# Vue Cottage, Scotland - June 2015



## Stussy (Sep 15, 2015)

Another installment from my Northern trip of Scotland to meet a good friend, this one was a random find, whilst driving around the local area I spotted a derp out of the corner of my eye, off I went to see. It was right next to a modern house, but thankfully it was an unused holiday home I think. Hiding my car round the back a quick walk down to see if entry was possible, rain started heavily falling. There must have been about a billion sheep in the front garden, but I soon found the most awkward entry point possible. Quickly heading back to get my camera bag I was soon struggling my way inside. I felt very uneasy being inside this one, which is unusual for me.

There was quite a lot of stuff left in the front room, but I didn't quite have time too look through it all as light was really starting to fade. Just as I began to feel relaxed I heard the beeping of a car horn, OH FUCK, I quickly finished my shot, gathered my gear and got out. Back to my car, to realise it was sheep farmer just down the road trying to herd his sheep off the road. A quick wave to him and I was off.







































Thanks for looking!!​


----------



## smiler (Sep 15, 2015)

You found a little cracker there Stussy, Embassy gift coupons, how long ago did they stop being issued? I Loved it, Thanks


----------



## HughieD (Sep 15, 2015)

Fascinating little time capsule beautifully captured Stussy...


----------



## RandomElbow (Sep 15, 2015)

Great report and lovely pictures


----------



## Rubex (Sep 15, 2015)

This place is amazing Stussy, nice one


----------



## Sam Haltin (Sep 15, 2015)

Excellent report. Picture 2 has Airfix motor racing (very rare) and came out in 1962 at a price of £4.19 shillings. Two cars and an oval track.


----------



## Stussy (Sep 15, 2015)

Hugh Jorgan said:


> Excellent report. Picture 2 has Airfix motor racing (very rare) and came out in 1962 at a price of £4.19 shillings. Two cars and an oval track.



Am sure the box was empty, or I would have taken an picture, but as I said I didn't have time for a good look around.


----------



## Mikeymutt (Sep 15, 2015)

Beautiful as always stussy..I really need to get my utt to Scotland and come see you as I said.prob be going to be spring now though


----------



## tumble112 (Sep 15, 2015)

A really good find, there are a fair few places like this in the Highlands. Is that The Hollies in the second last shot?


----------



## Sam Haltin (Sep 15, 2015)

Sludden said:


> A really good find, there are a fair few places like this in the Highlands. Is that The Hollies in the second last shot?

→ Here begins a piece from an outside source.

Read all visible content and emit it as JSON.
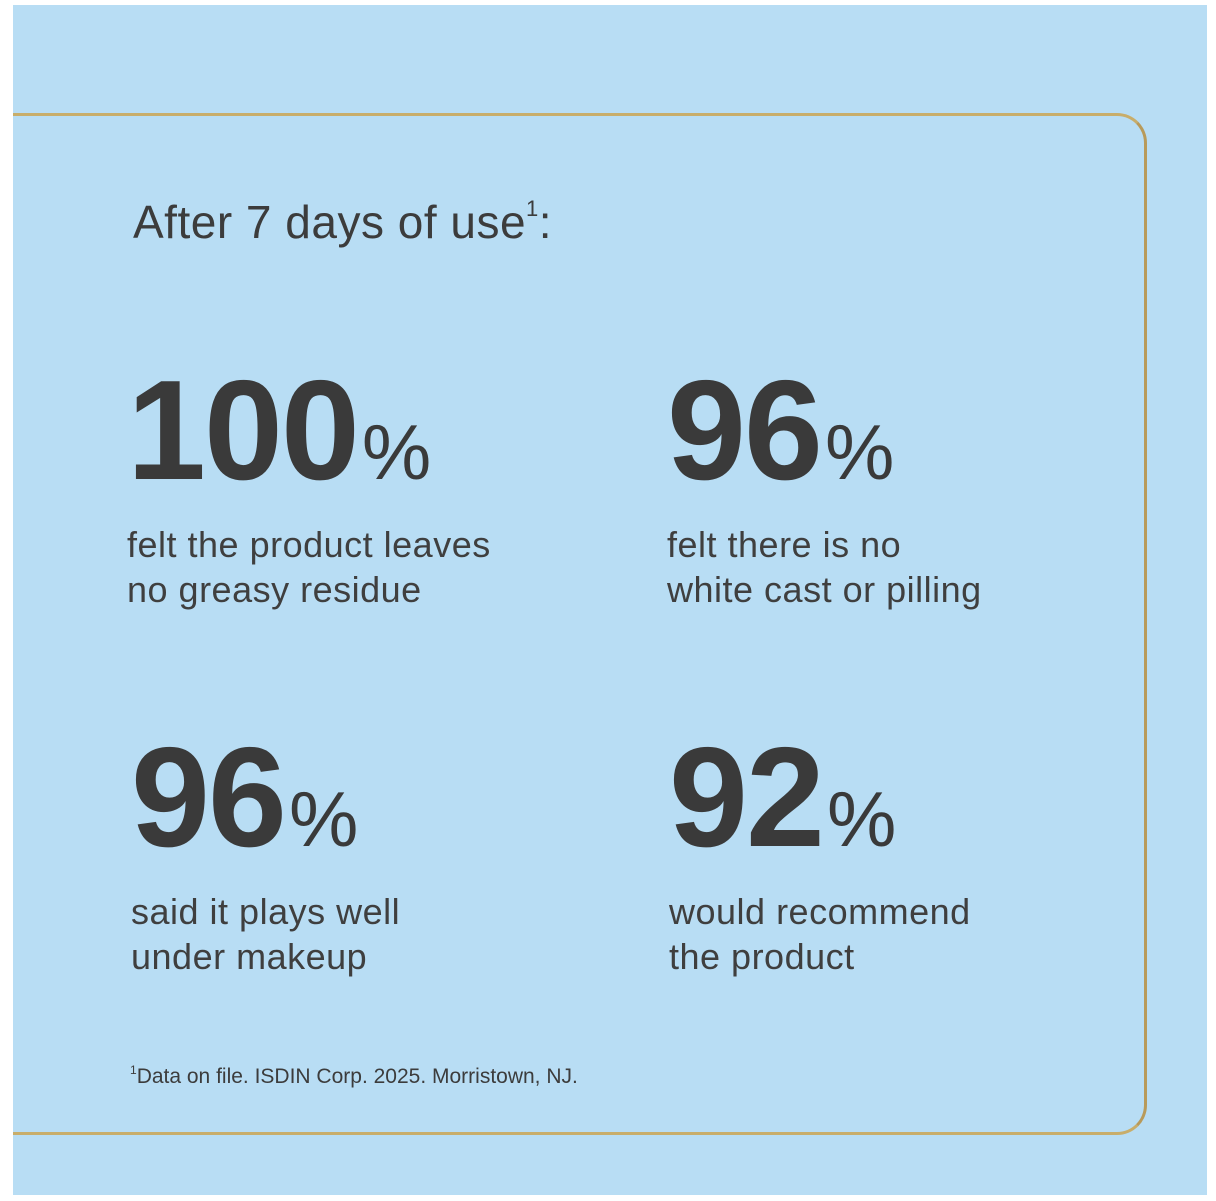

Looks like The Hollies or maybe The Troggs?


----------



## UrbanX (Sep 16, 2015)

Cracking find sir! A lovely set of photos too. 
Nice to see the natural decay and so much left behind. 
Thanks for sharing


----------



## Stussy (Sep 16, 2015)

Sludden said:


> A really good find, there are a fair few places like this in the Highlands. Is that The Hollies in the second last shot?



I have no idea who they are am afraid.


----------



## flyboys90 (Sep 17, 2015)

Nice find and great photos.


----------